夜のラント、風車の下。


私は持参した毛布に包まりながら夜空を見上げていた。満点の空に輝く数万個の星。こうして空を見上げると、船にいた頃を思い出す。
夜にお父さんの横で毛布に包まって、幼い私は望遠鏡を片手に空を見上げていた。



「お星様、とても綺麗だね。ねぇ、お父さん。お星様の数くらい、お友達できるかなあ?」
「あぁ、きっとできるさ。名前はとても優しい子だからね」
「ほんとっ?ほんとに?」
「本当さ。お父さんが保障してあげるよ」



お父さん、お父さん


私は、星の数ほど友達はいないけど。
でもかけがえの無いものをたくさん手に入れたよ。






結局、パスカルの作戦は失敗に終わった。皆は残念そうな顔をしていたけど、私は平気だった。
ただただ、皆に感謝していたのだ。こんなにも私の事を思ってくれる仲間たち。…感謝してもしきれないくらいだった。

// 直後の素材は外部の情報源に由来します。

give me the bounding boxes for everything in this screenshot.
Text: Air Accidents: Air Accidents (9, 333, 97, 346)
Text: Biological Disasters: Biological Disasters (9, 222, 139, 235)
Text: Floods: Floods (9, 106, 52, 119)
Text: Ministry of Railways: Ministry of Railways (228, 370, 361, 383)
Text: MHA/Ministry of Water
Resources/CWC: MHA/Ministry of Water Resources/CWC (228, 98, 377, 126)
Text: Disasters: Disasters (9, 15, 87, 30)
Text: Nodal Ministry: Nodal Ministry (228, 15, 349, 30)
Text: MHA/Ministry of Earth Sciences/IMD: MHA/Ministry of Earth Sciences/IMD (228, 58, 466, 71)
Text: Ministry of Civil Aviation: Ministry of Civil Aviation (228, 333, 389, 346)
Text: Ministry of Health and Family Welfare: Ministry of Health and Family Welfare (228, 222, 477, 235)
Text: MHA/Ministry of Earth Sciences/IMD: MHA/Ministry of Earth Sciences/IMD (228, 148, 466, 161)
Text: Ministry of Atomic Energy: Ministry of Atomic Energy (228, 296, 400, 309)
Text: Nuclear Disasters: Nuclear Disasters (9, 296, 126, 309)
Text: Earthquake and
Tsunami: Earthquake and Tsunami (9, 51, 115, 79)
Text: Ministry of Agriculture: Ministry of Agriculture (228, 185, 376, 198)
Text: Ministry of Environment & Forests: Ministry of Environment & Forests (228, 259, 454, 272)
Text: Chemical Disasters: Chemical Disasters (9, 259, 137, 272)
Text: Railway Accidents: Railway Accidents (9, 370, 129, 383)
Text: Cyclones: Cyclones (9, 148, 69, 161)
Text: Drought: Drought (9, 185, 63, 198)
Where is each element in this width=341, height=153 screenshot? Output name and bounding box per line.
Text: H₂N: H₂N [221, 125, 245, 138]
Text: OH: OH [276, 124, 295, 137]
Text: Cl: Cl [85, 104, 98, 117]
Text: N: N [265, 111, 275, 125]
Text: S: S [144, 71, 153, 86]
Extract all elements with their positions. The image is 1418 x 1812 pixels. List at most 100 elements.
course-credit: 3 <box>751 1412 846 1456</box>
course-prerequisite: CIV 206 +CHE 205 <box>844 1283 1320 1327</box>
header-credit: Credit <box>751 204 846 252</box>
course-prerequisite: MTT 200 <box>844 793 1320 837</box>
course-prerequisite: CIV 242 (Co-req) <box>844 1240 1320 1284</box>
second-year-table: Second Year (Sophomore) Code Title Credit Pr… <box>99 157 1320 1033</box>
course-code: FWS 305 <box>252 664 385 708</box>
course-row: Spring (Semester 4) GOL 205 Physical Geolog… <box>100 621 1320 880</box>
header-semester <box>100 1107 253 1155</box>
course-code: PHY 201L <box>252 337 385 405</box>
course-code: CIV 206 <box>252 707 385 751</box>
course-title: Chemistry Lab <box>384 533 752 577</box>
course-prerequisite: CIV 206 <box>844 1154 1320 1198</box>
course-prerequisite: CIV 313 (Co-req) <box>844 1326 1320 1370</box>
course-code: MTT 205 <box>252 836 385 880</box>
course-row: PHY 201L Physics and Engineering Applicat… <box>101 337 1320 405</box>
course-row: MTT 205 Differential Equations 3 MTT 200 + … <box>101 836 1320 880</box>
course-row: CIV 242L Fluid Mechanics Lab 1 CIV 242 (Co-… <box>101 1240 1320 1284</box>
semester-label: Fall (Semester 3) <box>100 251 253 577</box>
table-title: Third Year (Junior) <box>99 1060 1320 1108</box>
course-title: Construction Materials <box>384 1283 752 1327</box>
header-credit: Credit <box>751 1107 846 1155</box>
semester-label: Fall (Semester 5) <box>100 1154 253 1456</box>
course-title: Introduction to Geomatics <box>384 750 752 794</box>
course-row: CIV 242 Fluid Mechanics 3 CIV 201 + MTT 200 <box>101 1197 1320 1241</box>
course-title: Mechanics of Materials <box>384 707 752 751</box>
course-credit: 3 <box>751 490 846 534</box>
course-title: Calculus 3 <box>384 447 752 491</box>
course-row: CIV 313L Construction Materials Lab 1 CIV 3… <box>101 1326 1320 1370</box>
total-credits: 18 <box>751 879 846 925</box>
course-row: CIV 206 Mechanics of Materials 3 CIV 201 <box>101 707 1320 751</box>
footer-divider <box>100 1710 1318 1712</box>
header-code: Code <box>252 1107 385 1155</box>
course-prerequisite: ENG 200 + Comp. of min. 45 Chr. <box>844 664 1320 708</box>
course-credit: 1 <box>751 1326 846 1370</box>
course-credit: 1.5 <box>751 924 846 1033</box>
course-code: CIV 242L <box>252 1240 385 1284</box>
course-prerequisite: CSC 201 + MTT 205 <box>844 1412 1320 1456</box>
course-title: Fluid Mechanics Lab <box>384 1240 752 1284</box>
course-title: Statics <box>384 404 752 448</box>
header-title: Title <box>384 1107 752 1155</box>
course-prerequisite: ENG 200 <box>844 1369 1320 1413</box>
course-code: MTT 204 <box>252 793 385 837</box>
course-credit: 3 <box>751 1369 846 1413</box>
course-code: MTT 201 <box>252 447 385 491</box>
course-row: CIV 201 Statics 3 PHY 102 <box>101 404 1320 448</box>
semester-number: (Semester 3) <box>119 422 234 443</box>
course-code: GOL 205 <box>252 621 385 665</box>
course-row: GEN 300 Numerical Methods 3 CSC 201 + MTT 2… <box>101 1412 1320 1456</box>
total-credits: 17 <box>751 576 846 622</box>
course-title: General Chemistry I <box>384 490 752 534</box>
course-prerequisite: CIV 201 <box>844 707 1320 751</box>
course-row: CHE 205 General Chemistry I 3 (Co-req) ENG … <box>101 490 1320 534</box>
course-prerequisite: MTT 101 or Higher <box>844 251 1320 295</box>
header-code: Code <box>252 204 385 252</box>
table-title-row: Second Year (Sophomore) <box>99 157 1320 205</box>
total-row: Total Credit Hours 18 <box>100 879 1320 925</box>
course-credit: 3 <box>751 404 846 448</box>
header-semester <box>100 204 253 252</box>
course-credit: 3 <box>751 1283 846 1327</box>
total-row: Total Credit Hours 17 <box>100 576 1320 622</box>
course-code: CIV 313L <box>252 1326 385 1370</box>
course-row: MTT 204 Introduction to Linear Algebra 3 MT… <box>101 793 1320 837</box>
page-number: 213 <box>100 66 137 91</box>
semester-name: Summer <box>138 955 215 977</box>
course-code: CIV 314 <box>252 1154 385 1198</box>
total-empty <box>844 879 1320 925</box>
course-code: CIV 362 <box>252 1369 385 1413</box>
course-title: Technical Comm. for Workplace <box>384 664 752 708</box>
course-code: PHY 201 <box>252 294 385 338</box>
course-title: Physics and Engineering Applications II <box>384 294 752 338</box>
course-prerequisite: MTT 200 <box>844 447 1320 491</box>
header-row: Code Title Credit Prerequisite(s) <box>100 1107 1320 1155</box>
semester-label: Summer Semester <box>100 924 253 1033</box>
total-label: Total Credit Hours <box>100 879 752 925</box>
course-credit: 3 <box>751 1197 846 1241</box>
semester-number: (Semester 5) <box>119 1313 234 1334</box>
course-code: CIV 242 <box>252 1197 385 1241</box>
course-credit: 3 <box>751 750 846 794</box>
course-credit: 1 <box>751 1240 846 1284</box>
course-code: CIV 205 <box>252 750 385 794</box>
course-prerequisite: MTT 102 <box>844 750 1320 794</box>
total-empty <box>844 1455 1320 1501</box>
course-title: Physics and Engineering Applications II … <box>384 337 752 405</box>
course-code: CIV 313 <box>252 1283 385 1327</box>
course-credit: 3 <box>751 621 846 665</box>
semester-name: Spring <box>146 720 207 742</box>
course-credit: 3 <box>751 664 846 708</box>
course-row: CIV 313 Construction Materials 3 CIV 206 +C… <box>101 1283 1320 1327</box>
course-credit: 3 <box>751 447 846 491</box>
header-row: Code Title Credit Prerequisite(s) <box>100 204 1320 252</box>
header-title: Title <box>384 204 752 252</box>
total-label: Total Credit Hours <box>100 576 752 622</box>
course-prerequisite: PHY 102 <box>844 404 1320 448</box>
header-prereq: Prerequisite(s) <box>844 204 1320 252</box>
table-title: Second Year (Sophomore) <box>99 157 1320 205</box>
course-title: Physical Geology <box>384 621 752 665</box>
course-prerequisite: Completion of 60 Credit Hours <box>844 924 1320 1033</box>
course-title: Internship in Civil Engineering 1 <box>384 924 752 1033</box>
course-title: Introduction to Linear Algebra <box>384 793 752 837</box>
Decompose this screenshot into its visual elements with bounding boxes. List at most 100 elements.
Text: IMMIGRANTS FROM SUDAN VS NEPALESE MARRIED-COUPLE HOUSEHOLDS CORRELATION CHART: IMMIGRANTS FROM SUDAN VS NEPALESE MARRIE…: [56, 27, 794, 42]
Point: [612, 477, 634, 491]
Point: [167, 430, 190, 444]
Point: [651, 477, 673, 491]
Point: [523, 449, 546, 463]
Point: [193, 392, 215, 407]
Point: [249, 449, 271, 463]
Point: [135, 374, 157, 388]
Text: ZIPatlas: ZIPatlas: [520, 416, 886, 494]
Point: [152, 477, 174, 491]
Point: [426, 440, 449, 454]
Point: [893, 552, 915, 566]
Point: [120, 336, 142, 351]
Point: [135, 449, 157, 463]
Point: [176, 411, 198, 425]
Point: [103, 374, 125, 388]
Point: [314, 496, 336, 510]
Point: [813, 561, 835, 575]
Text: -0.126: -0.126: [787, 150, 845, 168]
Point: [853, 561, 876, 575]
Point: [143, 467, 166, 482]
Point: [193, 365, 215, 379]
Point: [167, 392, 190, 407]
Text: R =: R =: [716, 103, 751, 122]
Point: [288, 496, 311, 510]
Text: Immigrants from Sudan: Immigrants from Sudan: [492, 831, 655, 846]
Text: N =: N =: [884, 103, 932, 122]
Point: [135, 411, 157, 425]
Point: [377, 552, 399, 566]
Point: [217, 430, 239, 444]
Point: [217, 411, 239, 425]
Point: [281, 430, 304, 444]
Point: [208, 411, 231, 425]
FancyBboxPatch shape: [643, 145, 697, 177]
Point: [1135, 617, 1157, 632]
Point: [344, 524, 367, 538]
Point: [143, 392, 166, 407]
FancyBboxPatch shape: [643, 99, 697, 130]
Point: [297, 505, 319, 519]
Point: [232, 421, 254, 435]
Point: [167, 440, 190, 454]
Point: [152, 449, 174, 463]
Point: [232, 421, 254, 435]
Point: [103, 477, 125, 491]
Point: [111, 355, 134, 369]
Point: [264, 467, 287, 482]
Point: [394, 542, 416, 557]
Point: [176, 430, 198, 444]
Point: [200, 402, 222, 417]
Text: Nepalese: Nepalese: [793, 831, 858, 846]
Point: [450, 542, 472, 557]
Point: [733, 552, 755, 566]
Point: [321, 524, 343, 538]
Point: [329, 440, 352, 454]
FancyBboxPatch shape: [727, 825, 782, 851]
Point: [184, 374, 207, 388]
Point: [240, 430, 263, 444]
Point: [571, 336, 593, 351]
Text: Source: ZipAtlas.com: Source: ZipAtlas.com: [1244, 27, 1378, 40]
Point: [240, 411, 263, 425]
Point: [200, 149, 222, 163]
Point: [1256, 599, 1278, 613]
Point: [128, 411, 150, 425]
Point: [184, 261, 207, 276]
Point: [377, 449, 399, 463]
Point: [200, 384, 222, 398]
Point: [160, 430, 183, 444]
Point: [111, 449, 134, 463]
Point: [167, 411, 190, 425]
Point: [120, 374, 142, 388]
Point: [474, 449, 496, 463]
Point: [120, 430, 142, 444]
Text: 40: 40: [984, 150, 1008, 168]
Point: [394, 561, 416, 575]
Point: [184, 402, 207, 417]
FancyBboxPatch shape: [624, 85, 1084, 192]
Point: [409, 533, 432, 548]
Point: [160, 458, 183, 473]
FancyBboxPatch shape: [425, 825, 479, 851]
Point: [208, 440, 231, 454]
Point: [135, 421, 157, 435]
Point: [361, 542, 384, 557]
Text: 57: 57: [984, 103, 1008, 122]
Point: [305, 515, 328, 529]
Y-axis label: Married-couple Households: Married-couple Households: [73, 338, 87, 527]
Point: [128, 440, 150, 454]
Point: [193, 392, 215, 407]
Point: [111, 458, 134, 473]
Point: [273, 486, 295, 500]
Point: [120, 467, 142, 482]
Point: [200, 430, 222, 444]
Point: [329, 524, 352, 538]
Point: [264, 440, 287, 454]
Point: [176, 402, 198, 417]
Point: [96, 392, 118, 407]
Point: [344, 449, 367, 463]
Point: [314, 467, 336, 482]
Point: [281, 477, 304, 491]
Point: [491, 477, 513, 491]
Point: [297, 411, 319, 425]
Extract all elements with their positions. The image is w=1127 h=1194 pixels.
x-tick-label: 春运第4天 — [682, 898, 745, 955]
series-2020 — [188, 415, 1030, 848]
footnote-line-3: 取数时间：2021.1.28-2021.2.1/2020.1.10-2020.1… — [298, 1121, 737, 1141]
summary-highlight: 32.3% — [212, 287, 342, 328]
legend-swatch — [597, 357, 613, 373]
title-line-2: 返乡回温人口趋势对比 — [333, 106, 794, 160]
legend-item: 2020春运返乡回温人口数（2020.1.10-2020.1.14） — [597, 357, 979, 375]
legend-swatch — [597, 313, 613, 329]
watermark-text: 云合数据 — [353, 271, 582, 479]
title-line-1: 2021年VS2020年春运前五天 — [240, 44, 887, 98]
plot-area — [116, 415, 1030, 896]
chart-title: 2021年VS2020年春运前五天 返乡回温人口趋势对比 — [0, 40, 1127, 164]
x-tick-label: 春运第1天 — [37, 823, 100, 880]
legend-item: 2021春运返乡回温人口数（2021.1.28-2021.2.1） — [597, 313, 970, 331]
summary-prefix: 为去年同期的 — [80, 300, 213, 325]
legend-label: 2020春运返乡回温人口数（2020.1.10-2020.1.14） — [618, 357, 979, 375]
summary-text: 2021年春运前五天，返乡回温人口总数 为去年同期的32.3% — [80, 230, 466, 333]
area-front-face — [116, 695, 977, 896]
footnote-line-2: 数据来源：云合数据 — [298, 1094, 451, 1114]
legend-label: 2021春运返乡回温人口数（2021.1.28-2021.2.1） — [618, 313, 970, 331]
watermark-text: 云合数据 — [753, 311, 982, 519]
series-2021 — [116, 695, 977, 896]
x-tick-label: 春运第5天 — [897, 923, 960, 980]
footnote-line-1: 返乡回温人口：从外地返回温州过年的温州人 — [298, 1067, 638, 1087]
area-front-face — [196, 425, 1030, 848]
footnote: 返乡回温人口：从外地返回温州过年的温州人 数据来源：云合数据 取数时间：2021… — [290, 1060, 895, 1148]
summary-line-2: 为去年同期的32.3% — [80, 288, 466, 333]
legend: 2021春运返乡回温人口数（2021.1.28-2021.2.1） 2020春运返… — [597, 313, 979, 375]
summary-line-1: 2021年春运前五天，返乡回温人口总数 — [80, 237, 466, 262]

あの後ラントに帰った私たちは、明日の星の核出撃に向けて各自思い思いの時間を過ごすことになった。
私は大好きなラントの象徴ともいえる風車へ登った。



風に吹かれてくるりくるりと回る風車。
同時にくるりくるりと回る私の感情。


なんだかもう慣れてしまった。ラムダと私の感情がごちゃ混ぜになることに。
今は平気。自分を保てる。…でも明日、星の核へ行ったときの自分を考えると恐ろしくてたまらなかった。

みんながいる。…でも実際それだけでは駄目なのだ。
深いため息をついたとき、風車にかかる梯子が軋む音がした。



「名前」
「ヒューバート」



彼は私の横に腰掛、ホットココアを私に差し出してくれた。
私は自分の毛布を彼にもかけてあげた。するとヒューバートの顔は瞬く間に真っ赤になってしまったので、こちらも顔を赤くした。


長い沈黙が続いた後、ヒューバートはゆっくりと口を開いた。



「ぼくは、必ず名前を守ってみせます。…守る、だなんて薄っぺらい言葉だと思います。でも、ぼくはそうすることでしか貴女を…」
「ううん。そんなことない。…嬉しいよ」


手は自然に重なった。そこからゆっくりとぬくもりが広がる。ヒューバートが空を仰いだ。


「…母さんと、話してきました」
「そっか」
「きちんと…母と呼べました」
「うん」
「……母さんと話していると、昔の事をたくさん思い出しました。…昔は良かった。楽しかった。…けれど、それでは駄目なんですね」
「…」
「今を生きないと、過去ばかりに囚われてはいけません。過去の事は思い出です。大切な思い出。それを守るために、今を精一杯生きないといけません」
「うん…」
「だから、ぼくはもう自分を縛り付けないことにします」
「え?」


ヒューバートは私を正面から包み込んだ。突然の事だったので、私は少しだけ驚いた。
密着したことで彼の心臓の音が酷く大きく聞こえてくる。



「名前、聞いてください」
「う、うん…」
「一目惚れ、でした」
「!…」
「貴女のその優しさに、だんだん惹かれていきました。貴女の笑顔、貴女の仕草…全てに胸を奪われた」
「……」
「久しぶりに再会した。…名前を目にした瞬間、7年間溜めていたものが爆発するのを感じたんです。…一緒に旅をするうちに、貴女はぼくの中で7年前とは比べ物にならないくらい程に愛おしい存在になりました」
「っ、…ヒュー…」
「名前…、ぼくはもう仲間という関係だけでは満足できそうにないんです」


彼の声がだんだんと震えていく。心臓の音もだんだんと速くなっていく…
私は内側から爆発でもするのでは、というくらい顔が真っ赤になっていた。


いつも私を優しく、時には叱ってくれたヒューバート。いつも私の事を考えてくれていたヒューバート。
子供の頃からいつも人を気遣っていた優しい優しい彼…。


ドキン

胸が鳴った


私も、私も彼が好きなのだ。ヒューバートが、好き…なんだ。



「わた、しも…ヒューバートが好き…だよ」
「!名前…、っ…」


先ほどよりも強い力で私を抱きしめる逞しい彼の腕。
私もまた、ヒューバートの背中に手を回し彼の胸に顔を埋めた。


優しさが、私を包み込んだ。




それから私たちは2度目のキスをした。






ヒューバートの、今を生きるという言葉。
それは私の心に響き渡った。



この新たな関係とヒューバート言葉が、どれほど私を変えるかなんて、今の私は知らない。